4. Gorgeous Green Building in the Jungle
So yes, Envision did an amazing job of dealing with water, food, and waste, but one of the things that impressed me the most was the extensive green building efforts. Using primarily bamboo for the buildings, each temple, yoga pavilion, and bar was uniquely constructed in a natural and simple way. Huge bamboo was lashed with rope, and decorated with other natural additions, and some tents/tarps to keep out the fierce mid-day sunshine.
Even the stages were works of natural art: made from wood and other tree products, the Lapa stage was a teepee-esque structure that hosted a great rotation of DJs under the bamboo structure. The Village stage was covered in natural foliage from top to bottom; I had a funny conversation with one of the builders who said it’s the only stage he’s needed water twice a day. But next year the stage will be fully grown-in: they will keep the stage structure and let nature take over for next year.

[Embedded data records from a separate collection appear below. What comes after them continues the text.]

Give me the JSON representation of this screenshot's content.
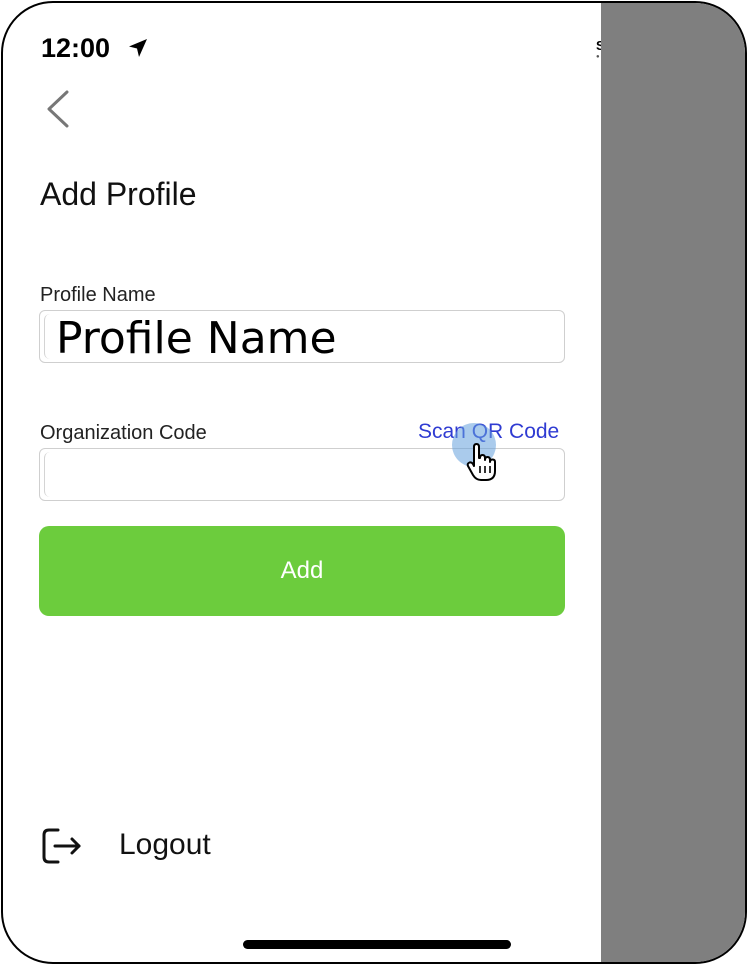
{
  "status_bar": {
    "time": "12:00",
    "sos": "SOS",
    "location_icon": "location-arrow-icon",
    "wifi_icon": "wifi-icon",
    "battery_icon": "battery-icon"
  },
  "nav": {
    "back_icon": "chevron-left-icon"
  },
  "page": {
    "title": "Add Profile"
  },
  "form": {
    "profile_name_label": "Profile Name",
    "profile_name_value": "Profile Name",
    "org_code_label": "Organization Code",
    "org_code_value": "",
    "scan_qr_label": "Scan QR Code",
    "add_button_label": "Add"
  },
  "footer": {
    "logout_label": "Logout",
    "logout_icon": "logout-icon"
  },
  "colors": {
    "accent_green": "#6ccc3d",
    "link_blue": "#2f3bd2",
    "overlay_gray": "#7f7f7f"
  }
}
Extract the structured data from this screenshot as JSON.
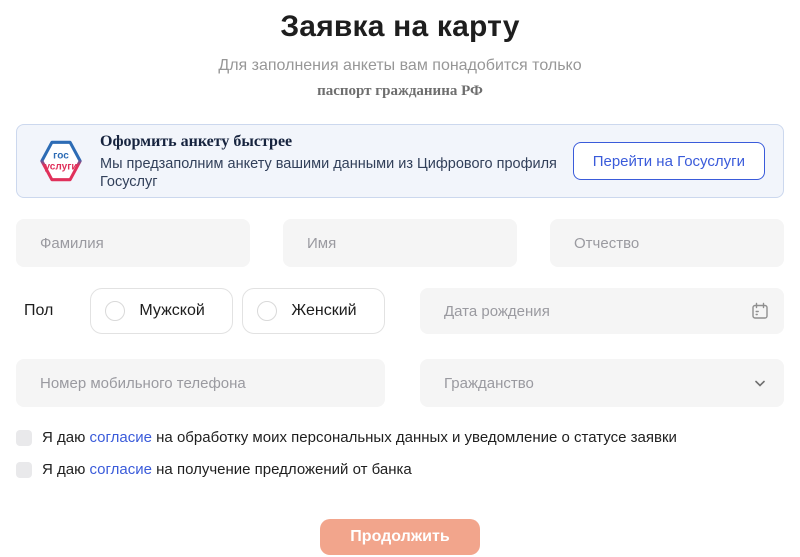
{
  "page": {
    "title": "Заявка на карту",
    "subtitle_line1": "Для заполнения анкеты вам понадобится только",
    "subtitle_line2": "паспорт гражданина РФ"
  },
  "gosuslugi_banner": {
    "logo_line1": "гос",
    "logo_line2": "услуги",
    "heading": "Оформить анкету быстрее",
    "description": "Мы предзаполним анкету вашими данными из Цифрового профиля Госуслуг",
    "button_label": "Перейти на Госуслуги"
  },
  "form": {
    "last_name": {
      "value": "",
      "placeholder": "Фамилия"
    },
    "first_name": {
      "value": "",
      "placeholder": "Имя"
    },
    "middle_name": {
      "value": "",
      "placeholder": "Отчество"
    },
    "gender_label": "Пол",
    "gender_options": [
      {
        "label": "Мужской",
        "selected": false
      },
      {
        "label": "Женский",
        "selected": false
      }
    ],
    "birth_date": {
      "value": "",
      "placeholder": "Дата рождения"
    },
    "phone": {
      "value": "",
      "placeholder": "Номер мобильного телефона"
    },
    "citizenship": {
      "value": "",
      "placeholder": "Гражданство"
    }
  },
  "consents": [
    {
      "prefix": "Я даю ",
      "link": "согласие",
      "suffix": " на обработку моих персональных данных и уведомление о статусе заявки",
      "checked": false
    },
    {
      "prefix": "Я даю ",
      "link": "согласие",
      "suffix": " на получение предложений от банка",
      "checked": false
    }
  ],
  "submit": {
    "label": "Продолжить"
  },
  "icons": [
    "gosuslugi-logo",
    "calendar-icon",
    "chevron-down-icon"
  ],
  "colors": {
    "accent_blue": "#3a5bda",
    "submit_salmon": "#f2a58c",
    "banner_bg": "#f2f5fb",
    "banner_border": "#ccd8ee",
    "field_bg": "#f5f5f5",
    "logo_blue": "#2d6cb5",
    "logo_red": "#e0315b",
    "placeholder_gray": "#9a9aa0"
  }
}
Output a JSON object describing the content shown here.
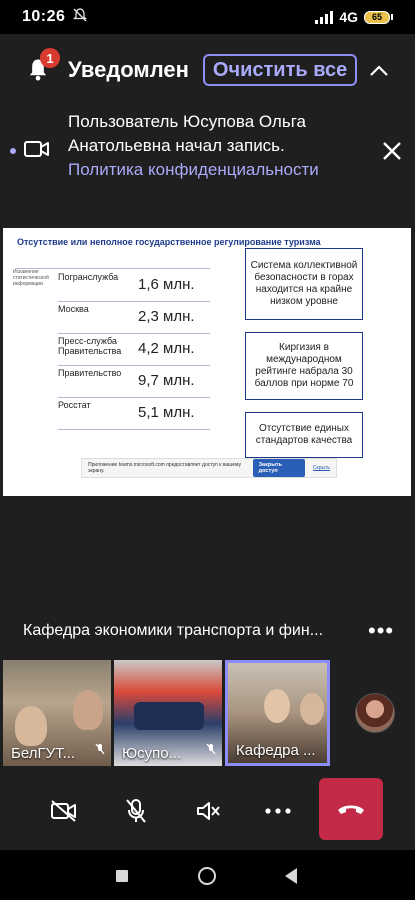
{
  "status_bar": {
    "time": "10:26",
    "network": "4G",
    "battery_label": "65"
  },
  "notifications": {
    "title": "Уведомлен",
    "badge_count": "1",
    "clear_all_label": "Очистить все",
    "item": {
      "line1": "Пользователь Юсупова Ольга",
      "line2": "Анатольевна начал запись.",
      "link": "Политика конфиденциальности"
    }
  },
  "slide": {
    "title": "Отсутствие или неполное государственное регулирование туризма",
    "source_note": "Искажение статистической информации",
    "rows": [
      {
        "label": "Погранслужба",
        "value": "1,6 млн."
      },
      {
        "label": "Москва",
        "value": "2,3 млн."
      },
      {
        "label": "Пресс-служба Правительства",
        "value": "4,2 млн."
      },
      {
        "label": "Правительство",
        "value": "9,7 млн."
      },
      {
        "label": "Росстат",
        "value": "5,1 млн."
      }
    ],
    "boxes": [
      "Система коллективной безопасности в горах находится на крайне низком уровне",
      "Киргизия в международном рейтинге набрала 30 баллов при норме 70",
      "Отсутствие единых стандартов качества"
    ],
    "share_bar": {
      "text": "Приложение teams.microsoft.com предоставляет доступ к вашему экрану.",
      "stop_label": "Закрыть доступ",
      "hide_label": "Скрыть"
    }
  },
  "meeting": {
    "title": "Кафедра экономики транспорта и фин...",
    "more_label": "•••"
  },
  "participants": [
    {
      "name": "БелГУТ..."
    },
    {
      "name": "Юсупо..."
    },
    {
      "name": "Кафедра ..."
    }
  ],
  "colors": {
    "accent": "#a9aaf9",
    "hangup": "#c22a47",
    "background": "#1f1f1f",
    "badge": "#d93b30"
  },
  "icons": {
    "camera_off": "video-off-icon",
    "mic_off": "mic-off-icon",
    "speaker_off": "speaker-off-icon",
    "more": "more-icon",
    "hangup": "phone-hangup-icon"
  }
}
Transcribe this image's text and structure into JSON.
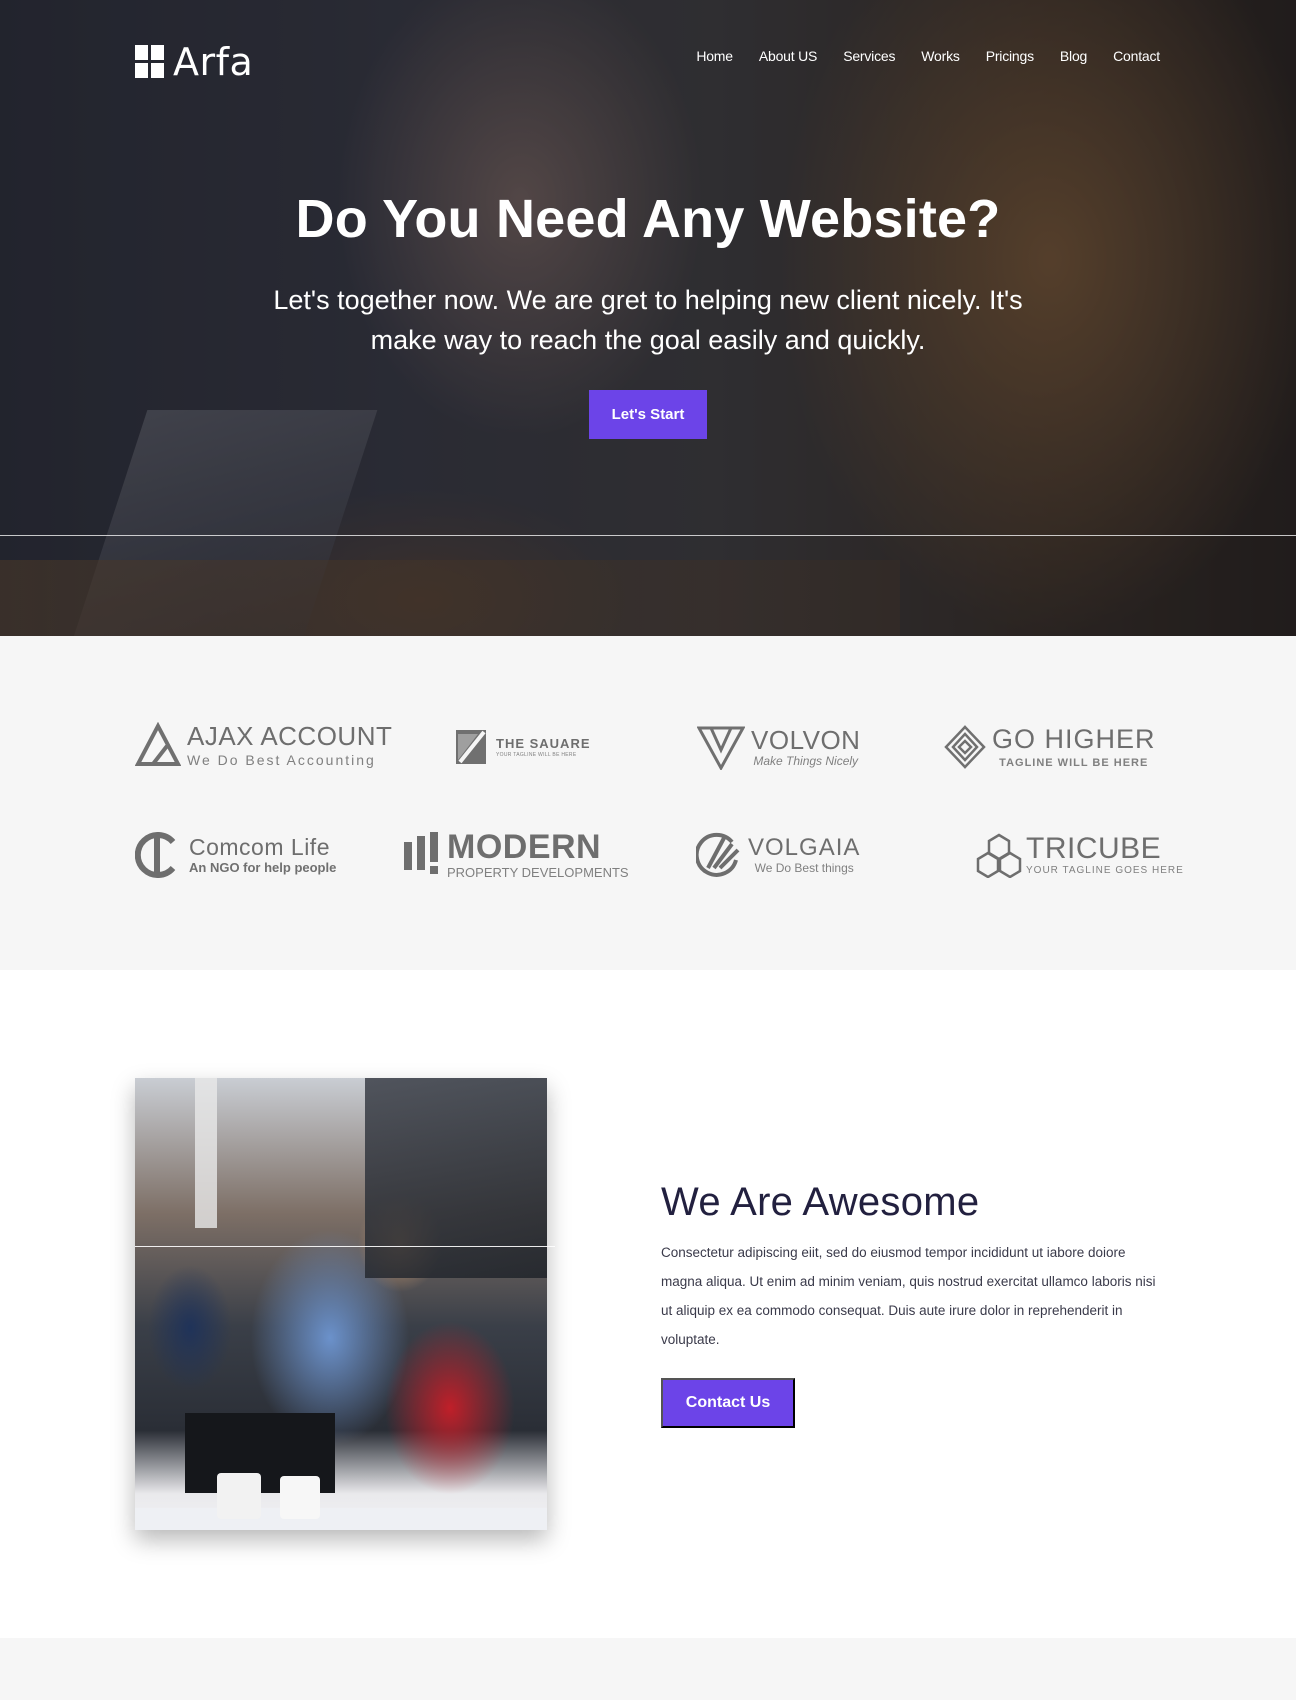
{
  "brand": {
    "name": "Arfa"
  },
  "nav": {
    "items": [
      "Home",
      "About US",
      "Services",
      "Works",
      "Pricings",
      "Blog",
      "Contact"
    ]
  },
  "hero": {
    "title": "Do You Need Any Website?",
    "subtitle": "Let's together now. We are gret to helping new client nicely. It's make way to reach the goal easily and quickly.",
    "cta": "Let's Start"
  },
  "clients": [
    {
      "name": "AJAX ACCOUNT",
      "tagline": "We Do Best Accounting"
    },
    {
      "name": "THE SAUARE",
      "tagline": "YOUR TAGLINE WILL BE HERE"
    },
    {
      "name": "VOLVON",
      "tagline": "Make Things Nicely"
    },
    {
      "name": "GO HIGHER",
      "tagline": "TAGLINE WILL BE HERE"
    },
    {
      "name": "Comcom Life",
      "tagline": "An NGO for help people"
    },
    {
      "name": "MODERN",
      "tagline": "PROPERTY DEVELOPMENTS"
    },
    {
      "name": "VOLGAIA",
      "tagline": "We Do Best things"
    },
    {
      "name": "TRICUBE",
      "tagline": "YOUR TAGLINE GOES HERE"
    }
  ],
  "about": {
    "title": "We Are Awesome",
    "text": "Consectetur adipiscing eiit, sed do eiusmod tempor incididunt ut iabore doiore magna aliqua. Ut enim ad minim veniam, quis nostrud exercitat ullamco laboris nisi ut aliquip ex ea commodo consequat. Duis aute irure dolor in reprehenderit in voluptate.",
    "cta": "Contact Us"
  },
  "colors": {
    "accent": "#6c44e8",
    "heading": "#22203f",
    "section_bg": "#f6f6f6"
  }
}
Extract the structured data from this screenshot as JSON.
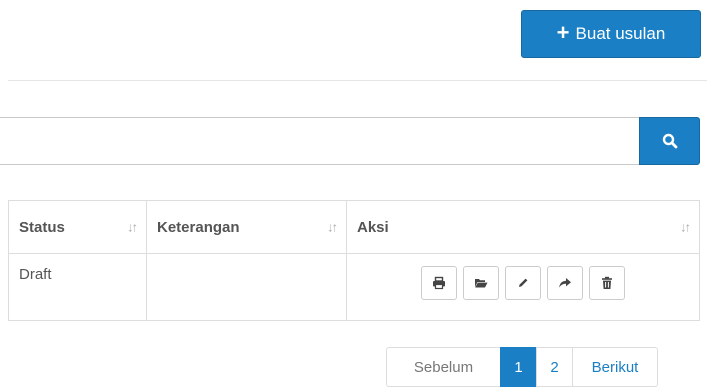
{
  "toolbar": {
    "create_label": "Buat usulan"
  },
  "search": {
    "value": "",
    "placeholder": ""
  },
  "table": {
    "columns": [
      "Status",
      "Keterangan",
      "Aksi"
    ],
    "rows": [
      {
        "status": "Draft",
        "keterangan": ""
      }
    ]
  },
  "pagination": {
    "prev_label": "Sebelum",
    "pages": [
      "1",
      "2"
    ],
    "active_page": "1",
    "next_label": "Berikut"
  },
  "icons": {
    "create": "plus-icon",
    "search": "search-icon",
    "sort": "sort-icon",
    "actions": [
      "print-icon",
      "folder-open-icon",
      "pencil-icon",
      "share-icon",
      "trash-icon"
    ]
  },
  "colors": {
    "primary": "#1a7fc4",
    "border": "#dddddd"
  }
}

5. Other Sustainabilty Initiatives at Envision
The Envision team has a few more great initiatives that further demonstrate their commitment to a totally sustainable festival. Every generator used to power the music stages (a big job, with music until about 7am everyday!) used biodiesel, which helps avoid fossil fuels.
The Festival team also has partnered with Community Carbon Trees to offer offsets to attendees. CCT is a very cool local group that takes degraded cattle pasture and turns it into awesome permaculture farms. Not only do they improve the land and create an abundance of food for the country, the farmers triple their per-acre income when moving from cattle ranching to permaculture farm-forest. Read more here about how the Envision founders are doing so much for to grow permaculture in Costa Rica.
So is this the world’s most sustainable festival? While I’m not much of a festival person (this was, in fact, my very first festival of this sort), it’s easy to see that the good folks at Envision have really built true sustainability into the very core of their model. This fact alone – even more than the music, the location, and the food – makes it likely that I will be an ‘envisionary’ for years to come.